Comédien de doublage : l’art de la voix

Victor Niverd et Superflame au Play Azur Festival. Crédit photo : Enora Hillaireau

Richard Darbois, Roger Carel, Emmanuel Curtil, Dorothée Pousséo… Ces noms ne vous disent peut-être rien à première vue et pourtant, vous les connaissez. Ou, plus précisément, vous connaissez leurs voix. Car toutes ces personnes exercent la même profession : comédien(ne)s de doublage. Ce sont eux, entre autres, qui donnent aux versions françaises des films, séries et dessins animés, leur voix aux personnages. Victor Niverd, alias Re:Take, fraîchement arrivé dans le métier, raconte au cours d’une conférence du Play Azur Festival, les ficelles de ce métier de la voix.

Une technique particulière

« La technique du doublage se rapproche du karaoké. » – explique Victor – « On est dans une sorte de petite salle de cinéma avec un écran plus ou moins grand, et juste en-dessous, on a la bande ‟rythmo”, une petite bande blanche, sur laquelle il y a du texte, et une barre fixe sur la bande. Puis, le texte défile. Quand le texte passe sur la barre, il faut parler. Il faut donc jouer selon l’émotion du comédien à l’écran, tout en étant parfaitement synchronisé avec la bande ‟rythmo” qui a été faite au préalable par les auteurs. »

Une technique spécifique et très complexe, qui résulte d’un long travail et de l’intervention de plusieurs corps de métiers. Tout commence en studios. En France, les studios Dubbing Brothers sont une institution en la matière. Depuis 1989, ce sont plus de mille productions audiovisuelles qui ont été doublées au sein de ce studio parisien. Dès la réception d’une commande, l’équipe de traduction et d’adaptation du texte se met au travail. Le traducteur traduit le texte original mot à mot et le transmet ensuite à l’adaptateur. Sa mission consiste à modifier, vidéo à l’appui, le texte traduit, en fonction du mouvement des lèvres du personnage, ainsi que des éventuels jeux de mots, expressions idiomatiques et références culturelles, afin que le public francophone puisse comprendre et s’identifier. « On ne peut pas faire un ‟ m ” sur une bouche ouverte en ‟ » – explique Victor. Une fois le texte achevé, les studios de doublage choisissent un directeur de casting, qui fait ensuite appel aux comédiens qui lui semblent les plus à même d’interpréter les personnages.

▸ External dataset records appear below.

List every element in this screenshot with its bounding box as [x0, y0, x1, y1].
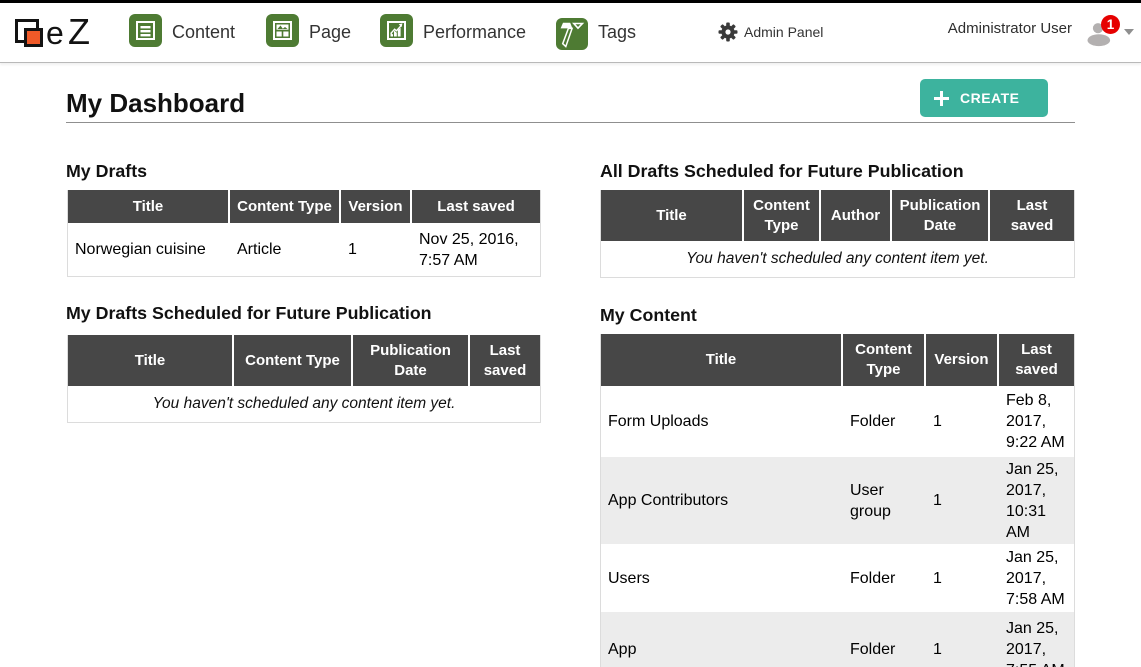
svg-text:1: 1 — [1107, 17, 1115, 32]
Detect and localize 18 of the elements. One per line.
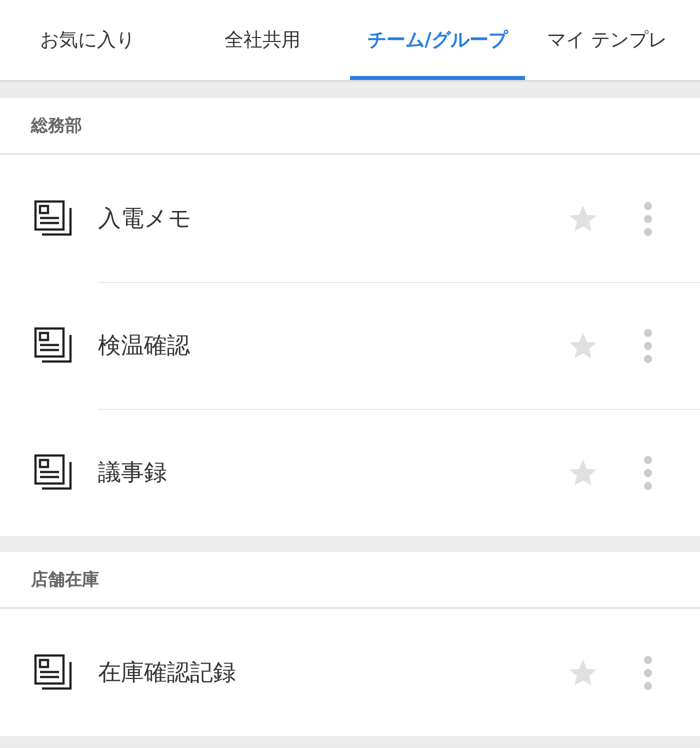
template-name[interactable]: 検温確認: [98, 330, 567, 361]
more-options-icon[interactable]: [643, 454, 653, 490]
template-name[interactable]: 入電メモ: [98, 203, 567, 234]
more-options-icon[interactable]: [643, 200, 653, 236]
tab[interactable]: 全社共用: [175, 0, 350, 80]
document-icon: [34, 326, 72, 364]
tab[interactable]: お気に入り: [0, 0, 175, 80]
tab[interactable]: チーム/グループ: [350, 0, 525, 80]
tab[interactable]: マイ テンプレ: [525, 0, 700, 80]
more-options-icon[interactable]: [643, 328, 653, 364]
section-title: 総務部: [31, 115, 82, 137]
template-name[interactable]: 議事録: [98, 457, 567, 488]
document-icon: [34, 200, 72, 238]
document-icon: [34, 454, 72, 492]
template-name[interactable]: 在庫確認記録: [98, 657, 567, 688]
document-icon: [34, 654, 72, 692]
more-options-icon[interactable]: [643, 654, 653, 690]
section-title: 店舗在庫: [31, 569, 99, 591]
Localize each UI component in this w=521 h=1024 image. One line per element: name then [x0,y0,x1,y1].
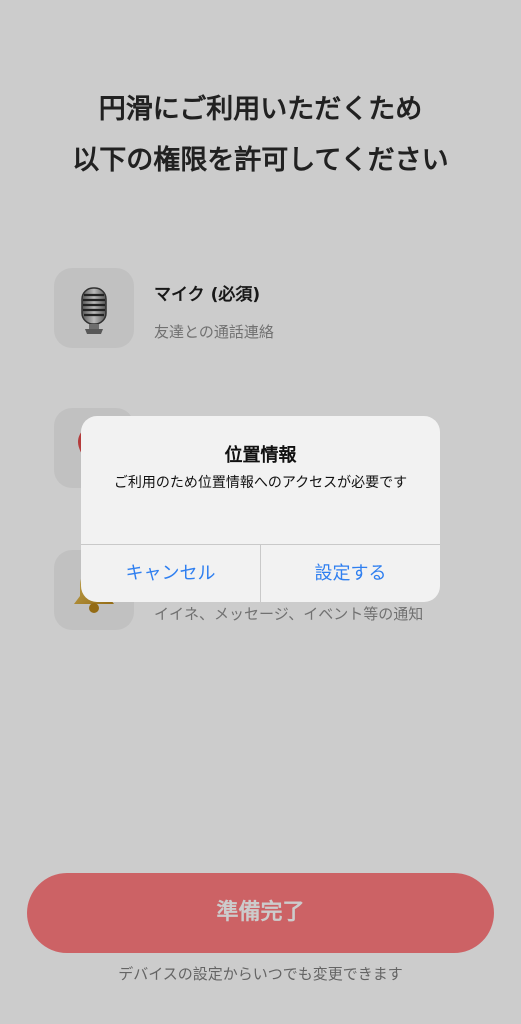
location-alert-dialog: 位置情報 ご利用のため位置情報へのアクセスが必要です キャンセル 設定する [81,416,440,602]
alert-title: 位置情報 [224,445,297,466]
alert-message: ご利用のため位置情報へのアクセスが必要です [113,475,408,491]
cancel-button[interactable]: キャンセル [81,545,260,602]
open-settings-button[interactable]: 設定する [261,545,440,602]
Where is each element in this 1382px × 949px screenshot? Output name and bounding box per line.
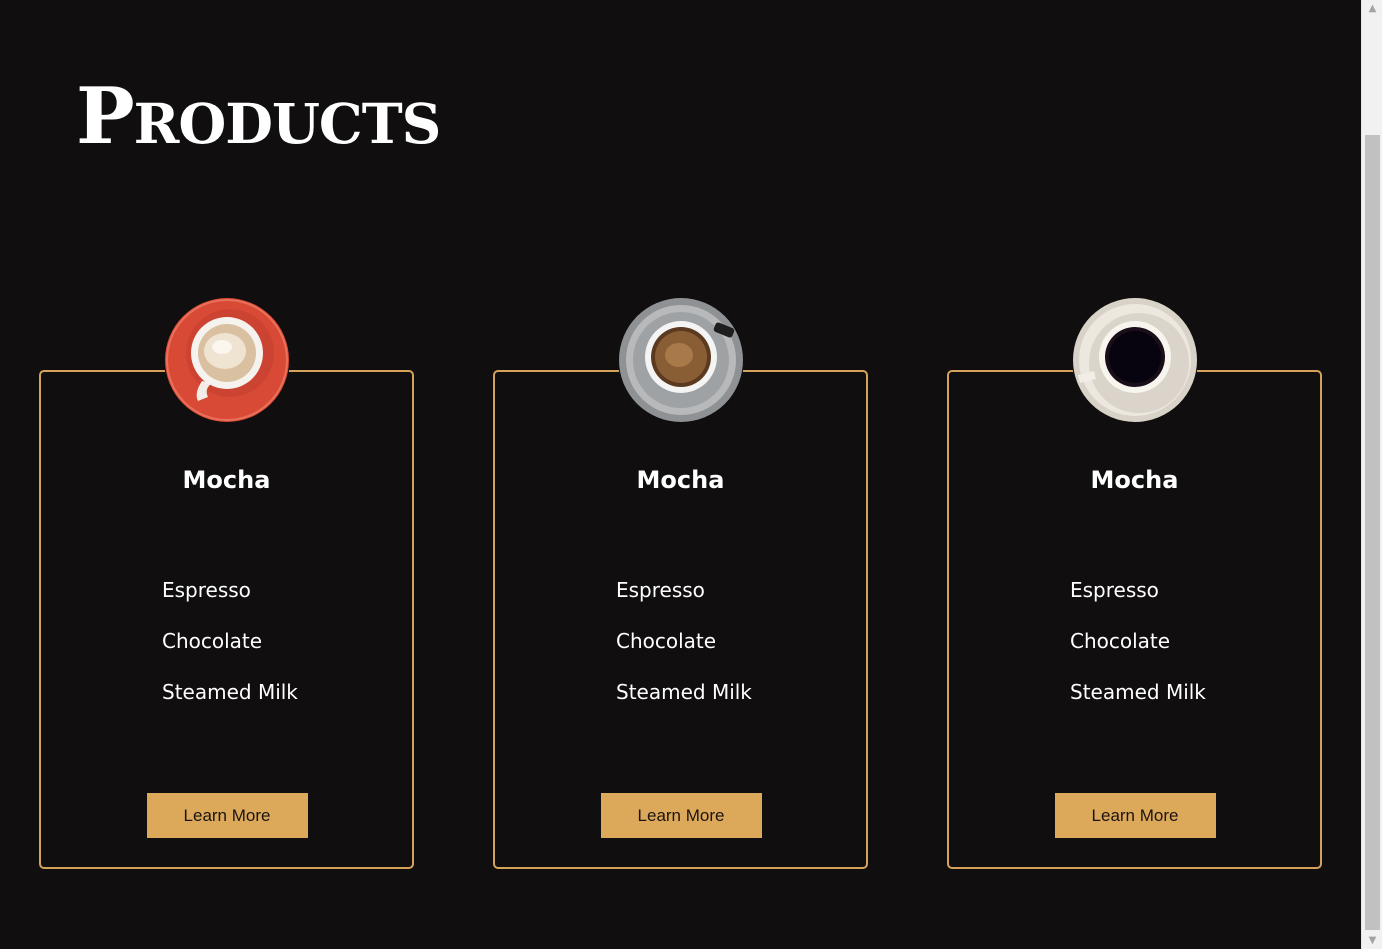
- learn-more-button[interactable]: Learn More: [1054, 793, 1216, 838]
- ingredient-item: Espresso: [1070, 578, 1159, 602]
- learn-more-button[interactable]: Learn More: [600, 793, 762, 838]
- ingredient-item: Steamed Milk: [162, 680, 298, 704]
- product-card: Mocha Espresso Chocolate Steamed Milk Le…: [39, 297, 414, 869]
- page-title: Products: [76, 71, 441, 162]
- coffee-cup-red-saucer-icon: [163, 297, 290, 423]
- ingredient-list: Espresso Chocolate Steamed Milk: [616, 578, 752, 731]
- product-name: Mocha: [1090, 466, 1179, 494]
- product-card: Mocha Espresso Chocolate Steamed Milk Le…: [493, 297, 868, 869]
- product-name: Mocha: [182, 466, 271, 494]
- scroll-up-arrow-icon[interactable]: ▲: [1362, 0, 1382, 17]
- ingredient-item: Espresso: [162, 578, 251, 602]
- ingredient-item: Steamed Milk: [1070, 680, 1206, 704]
- ingredient-item: Chocolate: [616, 629, 717, 653]
- ingredient-item: Chocolate: [1070, 629, 1171, 653]
- ingredient-list: Espresso Chocolate Steamed Milk: [162, 578, 298, 731]
- product-name: Mocha: [636, 466, 725, 494]
- ingredient-item: Steamed Milk: [616, 680, 752, 704]
- product-card: Mocha Espresso Chocolate Steamed Milk Le…: [947, 297, 1322, 869]
- products-page: Products Mocha Espresso Chocolate Steame…: [0, 0, 1382, 949]
- learn-more-button[interactable]: Learn More: [146, 793, 308, 838]
- coffee-cup-white-saucer-icon: [1071, 297, 1198, 423]
- vertical-scrollbar[interactable]: ▲ ▼: [1361, 0, 1382, 949]
- scroll-down-arrow-icon[interactable]: ▼: [1362, 932, 1382, 949]
- ingredient-item: Espresso: [616, 578, 705, 602]
- scrollbar-thumb[interactable]: [1365, 135, 1380, 930]
- coffee-cup-grey-saucer-icon: [617, 297, 744, 423]
- ingredient-item: Chocolate: [162, 629, 263, 653]
- ingredient-list: Espresso Chocolate Steamed Milk: [1070, 578, 1206, 731]
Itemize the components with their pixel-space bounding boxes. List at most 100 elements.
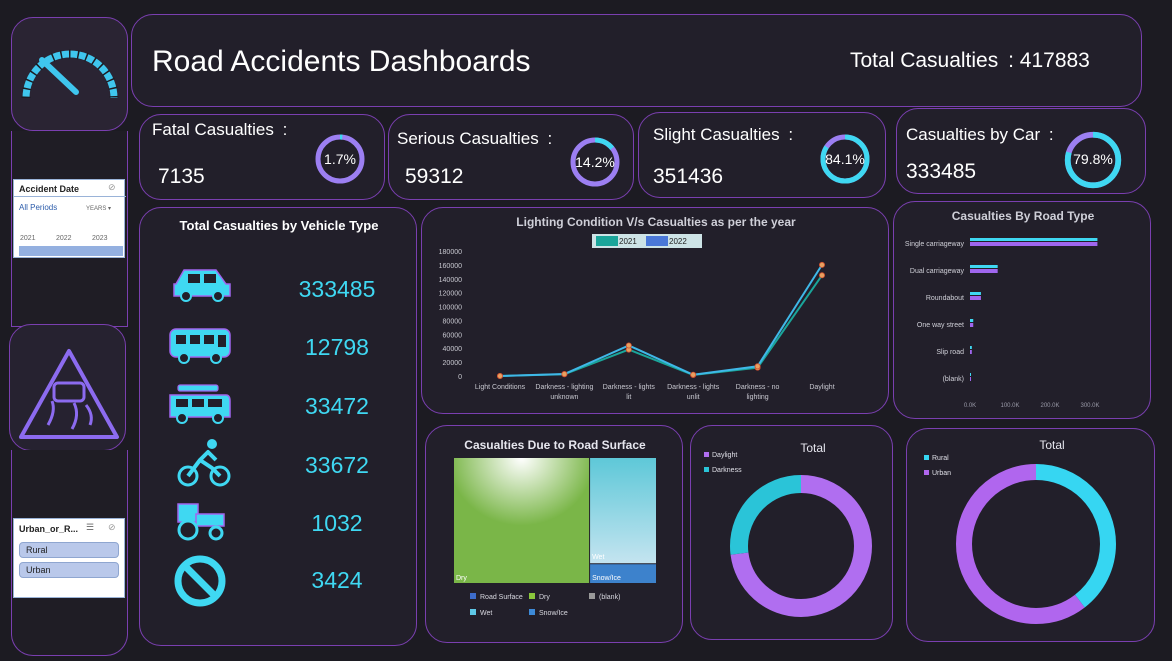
prohibited-icon	[174, 555, 226, 607]
slicer-item-urban[interactable]: Urban	[19, 562, 119, 578]
legend-swatch	[589, 593, 595, 599]
y-tick-label: 180000	[439, 249, 462, 256]
data-point	[754, 363, 761, 370]
x-tick-label: unlit	[687, 394, 700, 401]
legend-swatch	[596, 236, 618, 246]
bar	[970, 350, 972, 354]
page-title: Road Accidents Dashboards	[152, 45, 531, 78]
urban-rural-slicer[interactable]: Urban_or_R... ☰ ⊘ Rural Urban	[13, 518, 125, 598]
slicer-periods: All Periods	[19, 203, 58, 212]
x-tick-label: Darkness - lights	[603, 384, 656, 391]
tile-label: Wet	[592, 554, 604, 561]
series-line	[499, 264, 823, 377]
slicer-item-rural[interactable]: Rural	[19, 542, 119, 558]
slicer-title: Urban_or_R...	[19, 524, 79, 534]
vehicle-value: 333485	[298, 276, 376, 302]
y-tick-label: 60000	[443, 332, 463, 339]
area-donut-chart: Rural Urban	[924, 455, 1116, 624]
y-tick-label: 40000	[443, 346, 463, 353]
kpi-fatal: Fatal Casualties : 7135 1.7%	[139, 114, 385, 200]
filter-clear-icon[interactable]: ⊘	[108, 522, 116, 533]
area-donut-panel: Total Rural Urban	[906, 428, 1155, 642]
data-point	[818, 261, 825, 268]
kpi-value: 59312	[405, 165, 464, 188]
vehicle-value: 12798	[305, 334, 369, 360]
legend-label: 2022	[669, 237, 687, 246]
y-tick-label: 120000	[439, 291, 462, 298]
legend-label: Wet	[480, 610, 492, 617]
treemap-tile-wet	[590, 458, 656, 564]
bar	[970, 292, 981, 295]
kpi-label: Slight Casualties :	[653, 125, 794, 144]
daylight-donut-panel: Total Daylight Darkness	[690, 425, 893, 640]
slicer-unit-dropdown[interactable]: YEARS ▾	[86, 205, 111, 212]
lighting-chart-panel: Lighting Condition V/s Casualties as per…	[421, 207, 889, 414]
slicer-year: 2022	[56, 235, 72, 242]
kpi-car: Casualties by Car : 333485 79.8%	[896, 108, 1146, 194]
legend-swatch	[704, 467, 709, 472]
legend-swatch	[470, 593, 476, 599]
y-category-label: Dual carriageway	[910, 268, 965, 275]
kpi-percent: 84.1%	[825, 151, 865, 167]
x-tick-label: Light Conditions	[475, 384, 526, 391]
x-tick-label: 300.0K	[1080, 403, 1099, 409]
y-tick-label: 20000	[443, 360, 463, 367]
road-surface-panel: Casualties Due to Road Surface Dry Wet Sno…	[425, 425, 683, 643]
x-tick-label: 200.0K	[1040, 403, 1059, 409]
vehicle-value: 1032	[311, 510, 363, 536]
bar	[970, 242, 1098, 246]
data-point	[818, 272, 825, 279]
x-tick-label: Daylight	[809, 384, 834, 391]
vehicle-type-panel: Total Casualties by Vehicle Type 333485 …	[139, 207, 417, 646]
kpi-label: Serious Casualties :	[397, 129, 553, 148]
slippery-road-icon	[19, 349, 119, 439]
filter-clear-icon[interactable]: ⊘	[108, 182, 116, 193]
vehicle-chart-title: Total Casualties by Vehicle Type	[179, 218, 379, 233]
legend-label: Daylight	[712, 452, 737, 459]
slicer-item-label: Rural	[26, 545, 48, 555]
y-category-label: One way street	[917, 322, 964, 329]
vehicle-value: 3424	[311, 567, 363, 593]
legend-swatch	[924, 470, 929, 475]
timeline-bar[interactable]	[19, 246, 123, 256]
y-tick-label: 0	[458, 374, 462, 381]
legend-swatch	[529, 593, 535, 599]
light-donut-chart: Daylight Darkness	[704, 452, 872, 617]
header-panel: Road Accidents Dashboards Total Casualti…	[131, 14, 1142, 107]
legend-label: Urban	[932, 470, 951, 477]
kpi-percent: 14.2%	[575, 154, 615, 170]
kpi-label: Casualties by Car :	[906, 125, 1054, 144]
data-point	[497, 372, 504, 379]
legend-swatch	[529, 609, 535, 615]
kpi-percent: 1.7%	[324, 151, 356, 167]
vehicle-value: 33672	[305, 452, 369, 478]
legend-swatch	[704, 452, 709, 457]
legend-label: Darkness	[712, 467, 742, 474]
total-sep: :	[1008, 49, 1014, 72]
x-tick-label: unknown	[550, 394, 578, 401]
tile-label: Snow/Ice	[592, 575, 621, 582]
slicer-item-label: Urban	[26, 565, 51, 575]
x-tick-label: Darkness - no	[736, 384, 780, 391]
multi-select-icon[interactable]: ☰	[86, 522, 94, 533]
speedometer-icon	[21, 49, 119, 99]
bar	[970, 296, 981, 300]
x-tick-label: Darkness - lighting	[535, 384, 593, 391]
kpi-label: Fatal Casualties :	[152, 120, 288, 139]
legend-swatch	[470, 609, 476, 615]
legend-label: Rural	[932, 455, 949, 462]
road-type-panel: Casualties By Road Type Single carriagew…	[893, 201, 1151, 419]
total-label: Total Casualties	[850, 49, 999, 72]
bar	[970, 346, 972, 349]
kpi-serious: Serious Casualties : 59312 14.2%	[388, 114, 634, 200]
legend-swatch	[924, 455, 929, 460]
vehicle-value: 33472	[305, 393, 369, 419]
y-category-label: Roundabout	[926, 295, 964, 302]
kpi-value: 7135	[158, 165, 205, 188]
y-tick-label: 140000	[439, 277, 462, 284]
y-tick-label: 80000	[443, 318, 463, 325]
kpi-percent: 79.8%	[1073, 151, 1113, 167]
bar	[970, 319, 974, 322]
accident-date-slicer[interactable]: Accident Date ⊘ All Periods YEARS ▾ 2021…	[13, 179, 126, 258]
kpi-value: 333485	[906, 160, 977, 183]
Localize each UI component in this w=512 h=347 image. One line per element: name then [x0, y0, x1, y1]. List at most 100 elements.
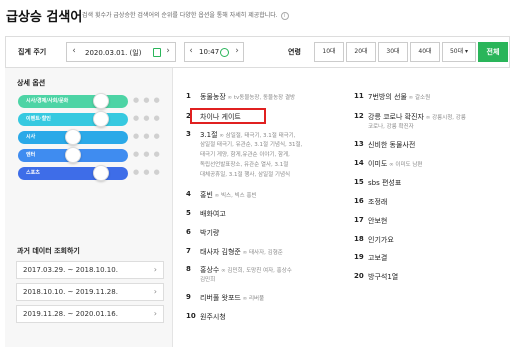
rank-keyword[interactable]: 원주시청	[200, 312, 226, 322]
option-dots: ● ● ●	[133, 168, 161, 176]
option-label: 엔터	[26, 152, 36, 158]
age-button-40[interactable]: 40대	[410, 42, 440, 62]
chevron-right-icon[interactable]: ›	[163, 46, 173, 56]
rank-keyword[interactable]: 이미도 ∞ 이미도 남편	[368, 159, 422, 169]
rank-keyword[interactable]: 배화여고	[200, 209, 226, 219]
age-button-all[interactable]: 전체	[478, 42, 508, 62]
rank-number: 5	[186, 209, 191, 217]
rank-keyword[interactable]: 고보결	[368, 253, 387, 263]
highlight-box	[190, 108, 266, 124]
clock-icon[interactable]	[220, 48, 229, 57]
rank-keyword[interactable]: 7번방의 선물 ∞ 갈소원	[368, 92, 430, 102]
option-label: 시사	[26, 134, 36, 140]
rank-number: 16	[354, 197, 364, 205]
related-keywords-line: 코로나, 강릉 확진자	[368, 124, 414, 130]
calendar-icon[interactable]	[153, 48, 161, 57]
rank-keyword[interactable]: 태사자 김형준 ∞ 태사자, 김형준	[200, 247, 283, 257]
option-toggle[interactable]: 스포츠	[18, 165, 128, 181]
range-text: 2019.11.28. ~ 2020.01.16.	[23, 310, 118, 318]
date-selector[interactable]: ‹ 2020.03.01. (일) ›	[66, 42, 176, 62]
rank-keyword[interactable]: 동물농장 ∞ tv동물농장, 동물농장 결방	[200, 92, 295, 102]
toggle-knob[interactable]	[65, 147, 81, 163]
option-toggle[interactable]: 시사/경제/사회/문화	[18, 93, 128, 109]
rank-number: 4	[186, 190, 191, 198]
rank-keyword[interactable]: sbs 편성표	[368, 178, 401, 188]
option-dots: ● ● ●	[133, 96, 161, 104]
detail-options-title: 상세 옵션	[17, 79, 46, 87]
rank-keyword[interactable]: 신비한 동물사전	[368, 140, 415, 150]
sidebar: 상세 옵션 시사/경제/사회/문화 ● ● ● 이벤트·할인 ● ● ● 시사 ● ● ●…	[5, 68, 173, 347]
period-label: 집계 주기	[18, 48, 47, 56]
rank-keyword[interactable]: 홍상수 ∞ 김민희, 도망친 여자, 홍상수	[200, 265, 292, 275]
past-range-2[interactable]: 2018.10.10. ~ 2019.11.28. ›	[16, 283, 164, 301]
related-keywords: ∞ 태사자, 김형준	[240, 250, 283, 256]
rank-number: 6	[186, 228, 191, 236]
option-label: 이벤트·할인	[26, 116, 51, 122]
chevron-left-icon[interactable]: ‹	[69, 46, 79, 56]
chevron-right-icon: ›	[153, 265, 157, 274]
option-label: 시사/경제/사회/문화	[26, 98, 69, 104]
option-label: 스포츠	[26, 170, 40, 176]
rank-number: 8	[186, 265, 191, 273]
option-toggle[interactable]: 이벤트·할인	[18, 111, 128, 127]
time-value: 10:47	[199, 48, 220, 56]
age-button-50[interactable]: 50대 ▾	[442, 42, 476, 62]
rank-keyword[interactable]: 3.1절 ∞ 삼일절, 태극기, 3.1절 태극기,	[200, 130, 296, 140]
rank-number: 10	[186, 312, 196, 320]
rank-number: 7	[186, 247, 191, 255]
age-button-20[interactable]: 20대	[346, 42, 376, 62]
rank-number: 19	[354, 253, 364, 261]
toggle-knob[interactable]	[65, 129, 81, 145]
related-keywords: ∞ 갈소원	[406, 95, 431, 101]
date-value: 2020.03.01. (일)	[85, 49, 142, 57]
rank-keyword[interactable]: 안보현	[368, 216, 387, 226]
rank-keyword[interactable]: 홍빈 ∞ 빅스, 빅스 홍빈	[200, 190, 257, 200]
related-keywords-line: 김민희	[200, 277, 216, 283]
related-keywords-line: 독립선언발표장소, 유관순 열사, 3.1절	[200, 162, 289, 168]
chevron-right-icon: ›	[153, 287, 157, 296]
option-dots: ● ● ●	[133, 132, 161, 140]
rank-keyword[interactable]: 조정래	[368, 197, 387, 207]
rank-number: 1	[186, 92, 191, 100]
toggle-knob[interactable]	[93, 111, 109, 127]
age-button-30[interactable]: 30대	[378, 42, 408, 62]
past-range-3[interactable]: 2019.11.28. ~ 2020.01.16. ›	[16, 305, 164, 323]
option-toggle[interactable]: 엔터	[18, 147, 128, 163]
toggle-knob[interactable]	[93, 93, 109, 109]
age-button-10[interactable]: 10대	[314, 42, 344, 62]
page-subtitle: 검색 횟수가 급상승한 검색어의 순위를 다양한 옵션을 통해 자세히 제공합니…	[82, 10, 289, 20]
option-dots: ● ● ●	[133, 114, 161, 122]
rank-keyword[interactable]: 인기가요	[368, 235, 394, 245]
page-title: 급상승 검색어	[6, 10, 83, 25]
rank-keyword[interactable]: 강릉 코로나 확진자 ∞ 강릉시청, 강릉	[368, 112, 466, 122]
time-selector[interactable]: ‹ 10:47 ›	[184, 42, 244, 62]
related-keywords-line: 대체공휴일, 3.1절 행사, 삼일절 기념식	[200, 172, 291, 178]
related-keywords: ∞ 이미도 남편	[387, 162, 423, 168]
past-range-1[interactable]: 2017.03.29. ~ 2018.10.10. ›	[16, 261, 164, 279]
rank-number: 12	[354, 112, 364, 120]
related-keywords: ∞ 삼일절, 태극기, 3.1절 태극기,	[217, 133, 296, 139]
related-keywords: ∞ 강릉시청, 강릉	[423, 115, 466, 121]
past-data-title: 과거 데이터 조회하기	[17, 247, 80, 255]
related-keywords: ∞ 빅스, 빅스 홍빈	[212, 193, 257, 199]
age-label: 연령	[288, 48, 301, 56]
related-keywords-line: 삼일절 태극기, 유관순, 3.1절 기념식, 31절,	[200, 142, 303, 148]
rank-keyword[interactable]: 방구석1열	[368, 272, 398, 282]
rank-keyword[interactable]: 박기량	[200, 228, 219, 238]
range-text: 2018.10.10. ~ 2019.11.28.	[23, 288, 118, 296]
rank-number: 18	[354, 235, 364, 243]
rank-number: 17	[354, 216, 364, 224]
rank-keyword[interactable]: 리버풀 왓포드 ∞ 리버풀	[200, 293, 264, 303]
chevron-left-icon[interactable]: ‹	[186, 46, 196, 56]
subtitle-text: 검색 횟수가 급상승한 검색어의 순위를 다양한 옵션을 통해 자세히 제공합니…	[82, 12, 278, 19]
range-text: 2017.03.29. ~ 2018.10.10.	[23, 266, 118, 274]
option-toggle[interactable]: 시사	[18, 129, 128, 145]
related-keywords: ∞ tv동물농장, 동물농장 결방	[225, 95, 296, 101]
rank-number: 20	[354, 272, 364, 280]
info-icon[interactable]: i	[280, 11, 289, 20]
related-keywords: ∞ 리버풀	[240, 296, 265, 302]
chevron-right-icon[interactable]: ›	[232, 46, 242, 56]
rank-number: 13	[354, 140, 364, 148]
chevron-right-icon: ›	[153, 309, 157, 318]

Doublage français, doublage japonais, quelles différences ?

Si le doublage français est souvent félicité pour sa qualité, il peut être quelquefois raillé, notamment au niveau du doublage des animes japonais. « Beaucoup de personnes comparent le résultat du doublage français et japonais sur les animes, il faut savoir cependant que les méthodes de travail sont complètement différentes », explique Victor Niverd.

En effet, enFrance les comédiens de doublages (aussi appelés voxographes) sont convoqués quelques jours à l’avance pour le doublage. Le directeur artistique (qui fait office de metteur en scène) a vu la série en entier et est le seul à connaître l’histoire, et guide les comédiens qui, eux, ne connaissent rien, pour unifier le jeu. Les comédiens découvrent donc le produit le jour même. Ensuite, ils écoutent la version originale, tout en regardant la bande « rythmo » : en un seul visionnage, le comédien doit être capable de s’imprégner du jeu de l’acteur ou du personnage et du texte français. « On doit gérer l’émotion et la synchronisation, ce qui est très difficile », ajoute Victor. Autre difficulté, l’enregistrement, qui se fait généralement seul, et qui implique donc un effort supplémentaire pour jouer l’interaction de manière naturelle.

Le doublage japonais, lui, se déroule différemment. Là-bas, aucune bande « rythmo » : les comédiens travaillent à la feuille, avec un chronomètre. Par ailleurs, ils reçoivent leur texte deux à trois semaines à l’avance et le répètent, avant de jouer et d’enregistrer tous ensemble. Pour les animes, les comédiens japonais sont donc dans la création de voix, et non dans le doublage pur et simple.

Mais en dépit des quelques difficultés du métier, Victor Niverd est passionné. « C’est vraiment magique », confie-t-il, en conseillant à tous ceux qui souhaitent essayer de se lancer. Mais avant, il précise qu’une solide formation de théâtre reste indispensable, car même s’il est question de doublage, ce métier reste, avant tout, celui de comédien.